Patrick Bloche - Internet = outil / Contrefaçon / But lucratif (51:18)

  • M. Patrick Bloche, défense de l'amendement n°143.
    Permettez-moi de revenir un instant sur l’échange que nous avons eu à propos des trois précédents amendements identiques. Mme Billard a trouvé le mot juste pour qualifier le Gouvernement : c’est un Gouvernement absurde. En refusant de supprimer les alinéas 3 à 8 de l’article 3, nous incriminons un outil. D’un marteau, on peut se servir pour planter un clou, mais aussi pour défoncer une boîte crânienne. Ce n’est pas l’outil en tant que tel qu’il faut incriminer, mais l’acte que l’on commet avec.
    L’amendement n° 143 vise à limiter la casse. Vous n’avez toujours pas répondu à notre question : pourquoi le code de la propriété intellectuelle, et pourquoi pas le code de la propriété littéraire et artistique ? Ce sera sans doute pour la prochaine fois. Durant tous les débats que nous avons eus sur HADOPI 1, HADOPI 1 bis et HADOPI 2, la confusion a été entretenue entre les échanges de fichiers non commerciaux et la contrefaçon, puisque, pour de simples échanges hors marché, on peut désormais être condamné pour délit de contrefaçon.
    Sans doute, il s’agit d’une évidence, mais il vaut mieux l’inscrire dans la loi : la contrefaçon a un but lucratif.

Article 4

Chantal Brunel - "Rien ne justifie que l’on cherche à préserver la liberté de l’internaute" (55:53)
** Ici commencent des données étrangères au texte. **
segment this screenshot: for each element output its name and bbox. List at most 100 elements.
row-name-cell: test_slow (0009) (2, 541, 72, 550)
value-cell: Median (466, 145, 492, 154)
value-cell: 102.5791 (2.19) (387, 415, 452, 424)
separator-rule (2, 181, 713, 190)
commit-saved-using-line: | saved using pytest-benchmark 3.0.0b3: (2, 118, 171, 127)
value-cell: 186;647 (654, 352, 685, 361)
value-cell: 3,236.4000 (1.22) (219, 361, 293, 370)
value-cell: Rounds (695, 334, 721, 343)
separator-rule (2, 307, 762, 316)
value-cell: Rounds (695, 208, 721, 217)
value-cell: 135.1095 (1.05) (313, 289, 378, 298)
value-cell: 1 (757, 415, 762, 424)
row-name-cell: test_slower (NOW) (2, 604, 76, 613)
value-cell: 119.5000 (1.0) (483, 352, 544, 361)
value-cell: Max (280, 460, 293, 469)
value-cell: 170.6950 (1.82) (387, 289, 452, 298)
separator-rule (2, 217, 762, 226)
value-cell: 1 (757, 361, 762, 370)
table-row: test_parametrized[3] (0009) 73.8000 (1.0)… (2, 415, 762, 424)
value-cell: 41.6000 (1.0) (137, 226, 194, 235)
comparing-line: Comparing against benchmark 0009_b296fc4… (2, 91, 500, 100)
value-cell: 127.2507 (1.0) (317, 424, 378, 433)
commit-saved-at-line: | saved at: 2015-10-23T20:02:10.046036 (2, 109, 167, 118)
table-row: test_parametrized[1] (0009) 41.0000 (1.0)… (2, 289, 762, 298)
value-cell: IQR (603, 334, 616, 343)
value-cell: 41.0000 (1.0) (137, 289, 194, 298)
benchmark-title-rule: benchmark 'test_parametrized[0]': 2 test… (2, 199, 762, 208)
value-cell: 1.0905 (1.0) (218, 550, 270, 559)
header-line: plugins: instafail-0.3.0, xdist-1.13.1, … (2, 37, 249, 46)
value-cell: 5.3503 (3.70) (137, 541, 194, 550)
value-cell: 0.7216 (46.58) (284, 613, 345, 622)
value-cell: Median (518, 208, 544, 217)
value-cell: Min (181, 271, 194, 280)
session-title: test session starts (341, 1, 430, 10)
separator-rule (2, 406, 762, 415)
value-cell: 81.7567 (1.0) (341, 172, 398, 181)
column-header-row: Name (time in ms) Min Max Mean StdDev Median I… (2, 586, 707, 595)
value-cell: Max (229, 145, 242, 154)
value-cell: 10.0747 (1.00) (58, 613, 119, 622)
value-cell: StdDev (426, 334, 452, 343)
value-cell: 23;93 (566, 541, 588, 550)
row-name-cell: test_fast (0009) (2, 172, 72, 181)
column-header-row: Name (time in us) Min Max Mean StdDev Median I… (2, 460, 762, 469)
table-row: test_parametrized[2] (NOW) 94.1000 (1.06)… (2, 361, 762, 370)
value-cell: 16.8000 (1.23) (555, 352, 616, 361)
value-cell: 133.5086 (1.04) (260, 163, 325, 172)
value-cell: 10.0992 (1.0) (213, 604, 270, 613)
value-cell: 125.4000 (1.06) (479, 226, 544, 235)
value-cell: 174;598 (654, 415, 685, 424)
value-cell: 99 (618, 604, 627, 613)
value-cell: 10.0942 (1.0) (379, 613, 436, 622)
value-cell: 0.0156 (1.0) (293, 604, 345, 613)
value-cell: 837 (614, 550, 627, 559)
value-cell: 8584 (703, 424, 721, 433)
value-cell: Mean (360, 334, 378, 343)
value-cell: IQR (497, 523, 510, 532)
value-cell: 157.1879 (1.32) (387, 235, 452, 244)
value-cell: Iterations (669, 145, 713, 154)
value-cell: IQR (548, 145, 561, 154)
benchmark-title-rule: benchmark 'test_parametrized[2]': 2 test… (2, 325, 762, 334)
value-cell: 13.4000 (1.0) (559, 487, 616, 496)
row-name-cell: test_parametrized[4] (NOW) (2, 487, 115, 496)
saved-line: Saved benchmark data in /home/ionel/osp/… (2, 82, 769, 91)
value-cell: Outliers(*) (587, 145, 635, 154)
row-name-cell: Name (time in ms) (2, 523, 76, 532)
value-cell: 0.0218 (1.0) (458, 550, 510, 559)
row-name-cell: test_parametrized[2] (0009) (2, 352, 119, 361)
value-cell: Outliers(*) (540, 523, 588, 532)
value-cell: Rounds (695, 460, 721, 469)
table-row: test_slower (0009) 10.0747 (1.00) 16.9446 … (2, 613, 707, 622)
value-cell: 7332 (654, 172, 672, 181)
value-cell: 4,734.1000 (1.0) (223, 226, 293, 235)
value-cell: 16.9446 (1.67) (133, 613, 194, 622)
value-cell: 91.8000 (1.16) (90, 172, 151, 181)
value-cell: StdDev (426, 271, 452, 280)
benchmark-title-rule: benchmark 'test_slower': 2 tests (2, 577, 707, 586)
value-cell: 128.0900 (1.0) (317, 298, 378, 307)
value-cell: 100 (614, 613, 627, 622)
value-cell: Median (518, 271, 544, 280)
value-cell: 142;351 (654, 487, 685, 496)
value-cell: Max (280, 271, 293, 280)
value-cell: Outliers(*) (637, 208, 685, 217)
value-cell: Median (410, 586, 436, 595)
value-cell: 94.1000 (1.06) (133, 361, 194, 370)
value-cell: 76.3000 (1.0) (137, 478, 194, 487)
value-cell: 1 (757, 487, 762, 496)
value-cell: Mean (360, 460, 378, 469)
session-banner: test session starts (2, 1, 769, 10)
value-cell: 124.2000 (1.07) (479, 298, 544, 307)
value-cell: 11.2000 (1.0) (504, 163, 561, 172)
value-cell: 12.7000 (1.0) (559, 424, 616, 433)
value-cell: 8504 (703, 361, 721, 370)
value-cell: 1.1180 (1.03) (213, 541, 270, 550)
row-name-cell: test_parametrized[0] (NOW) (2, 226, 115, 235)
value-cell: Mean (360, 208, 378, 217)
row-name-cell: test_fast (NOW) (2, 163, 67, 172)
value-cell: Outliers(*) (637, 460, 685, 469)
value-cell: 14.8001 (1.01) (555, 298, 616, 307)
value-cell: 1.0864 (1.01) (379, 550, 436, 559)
  • Mme Chantal Brunel, discussion sur l'article 4.
    J’aurais aimé, s’agissant des sites pédopornographiques, que l’on revînt à la rédaction initiale du Gouvernement et donc que l’on supprimât les mots « après accord de l’autorité judiciaire ».
    J’avoue ne pas comprendre quel est le problème. Les policiers de l’Office central de lutte contre la criminalité liée aux technologies de l'information et de la communication, l’OCLCTIC, sont capables de voir si des enfants figurent ou non sur une image pornographique. Ils sont capables de voir s’il y a, sur une telle image, un enfant de douze ou treize ans, un très jeune enfant.
    Je ne vois, hélas, pas comment la minorité des enfants figurant sur ces sites peut être contestée. Qu’apporte donc l’intervention de l’autorité judiciaire ? Sur un tel sujet, il faut agir vite. Les fournisseurs d’accès à internet doivent supprimer l’accès à ces sites dans les plus brefs délais.
    Le problème n’est pas du tout celui qui se posait à propos d’HADOPI et de la création artistique. Il s’agit de sites pédopornographiques ! C’est ce qu’il y a de pire sur internet. Si internet est capable du meilleur et du pire, rien ne justifie que l’on cherche à préserver la liberté de l’internaute quand il s’agit du pire.

Brice Hortefeux - Neutralité du net (1:51:50)

  • M. Brice Hortefeux, avis du Gouvernement sur l'amendement n°144.
    '"Le respect du principe de neutralité des réseaux ne s’applique pas aux sites illicites."' Défavorable.